Mal wieder machen sie dicht. Nach acht Wochen Ruhe. Eine sehr, sehr nervige Aktion von ihnen. Aber eine wirkungsvolle.

In den letzten Monaten haben wir auf die harte Tour gelernt, wie mächtig so Hohlräume im Kopf sein können. Und dass kleine Beschwerden ganz schnell zu ganz fiesen Großen werden können, wenn man nicht auf sie hört.
Schweren Herzens also entscheiden wir uns, in der nächsten Nacht wieder auf feste vier Wände umzusteigen. Einzig und allein fürs Riechhirn: das älteste von allem. Doofkopp. Mächtiger.

Mit dieser Entscheidung wird unsere Strecke gleich fünf Kilometer kürzer. Bis zum nächsten Camp wären es 28km gewesen, so laufen wir heute also nur 23km bis zum Chambre d‘Hôtes in Miradoux. Immerhin bei 27 Grad. Und die meiste Zeit ohne Schatten. Eine ganz neue Herausforderung: am lebendigen Leibe gebrutzelt werden. Ist fast wie Hummer ins kochende Wasser zu werfen. Wir laufen heute also in Gedenken an alle armen Lobster der Welt.

Kurze Runde durchs nette Auvillar:
Ufolandestation mitten im Ortskern (getarnt als „Kornkammer“), kleine Figürchen wachen über enge Gassen. Großer Uhrenturm am Ende der Uhrmachergasse. Frühstück holen wir uns um 11h aus dem Supermarkt: eindeutig zu spät an einem Grillsamstag.

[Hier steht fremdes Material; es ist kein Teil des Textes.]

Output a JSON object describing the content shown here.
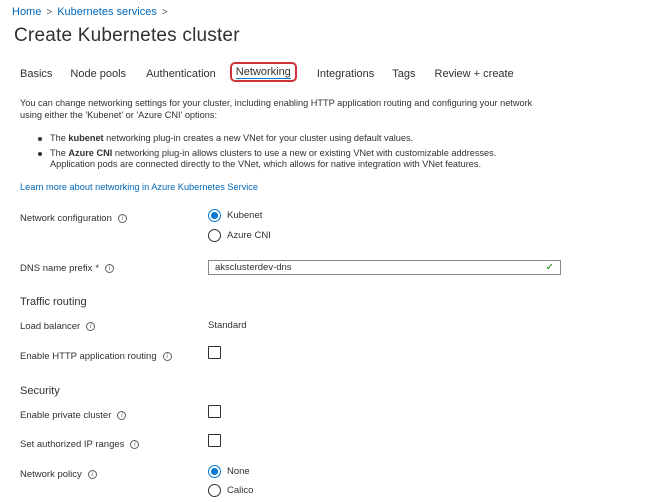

Auf dem Weg (meist schattenfreier Asphalt) treffen wir eine Familie mit Esel.
Sie sind erst heute losgestartet: hochmotiviert. Mit sechs Kleinen, einem Kinderwagen und eben diesem Esel.
Wir staunen mit großen Augen. Herzen öffnen sich: Wie toll ist es bitte mit einem Esel zu pilgern!? Herzliche Glückwünsche wechseln den Besitzer.
Der Neid hält jedoch nicht allzu lange an.
Nach einer Kaffeepause hoch oben über den ersten Wellenzügen der „französischen Toskana“ geht’s runter auf den Acker, dann rein ins Gras, dann in den Matsch, bevor ein Flüsschen den Weg versperrt. Selbst ohne Kinderwagen eine Herausforderung. Geschweige denn mit Esel…

Nachdem Chouchou leichten Fußes über glitschige Baumstämme das andere Ende des Bachs mühelos erreicht, ziehe ich lieber die (erneut komplett eingesauten) Ons aus, werfe sie rüber und passiere beherzt durchs Wasser mit Plastikschlappen.
Die Kinder staunen nicht schlecht, der Sechsjährige greift den Zweijährigen aus dem Kinderwagen und rettet ihn —schlecht gegriffen, aber immerhin trocken—barfuß übers Nass. So schweben noch drei weitere kleine Menschen über den Fluss, nur einer, der bewegt sich keinen Zentimeter. Der Esel.

Um allen Beteiligten die Schmach des Zuschauens zu ersparen gehen wir nach (zugegeben)!sehr glotzendem und verzögertem Schuhe-wieder-Anziehen langsam weiter. Neugierige Pause nach zwei Minuten im sparsamen Schatten muss dann trotzdem sein: doch die Eselfamilie ward nie mehr gesehen.
Ich stelle mir vor, wie sie noch immer dort unten an der Furt stehen (die Sonne ist lange untergegangen) und sich so langsam beginnen zu fragen, ob die Sache mit dem Esel wirklich eine so gute Idee gewesen ist…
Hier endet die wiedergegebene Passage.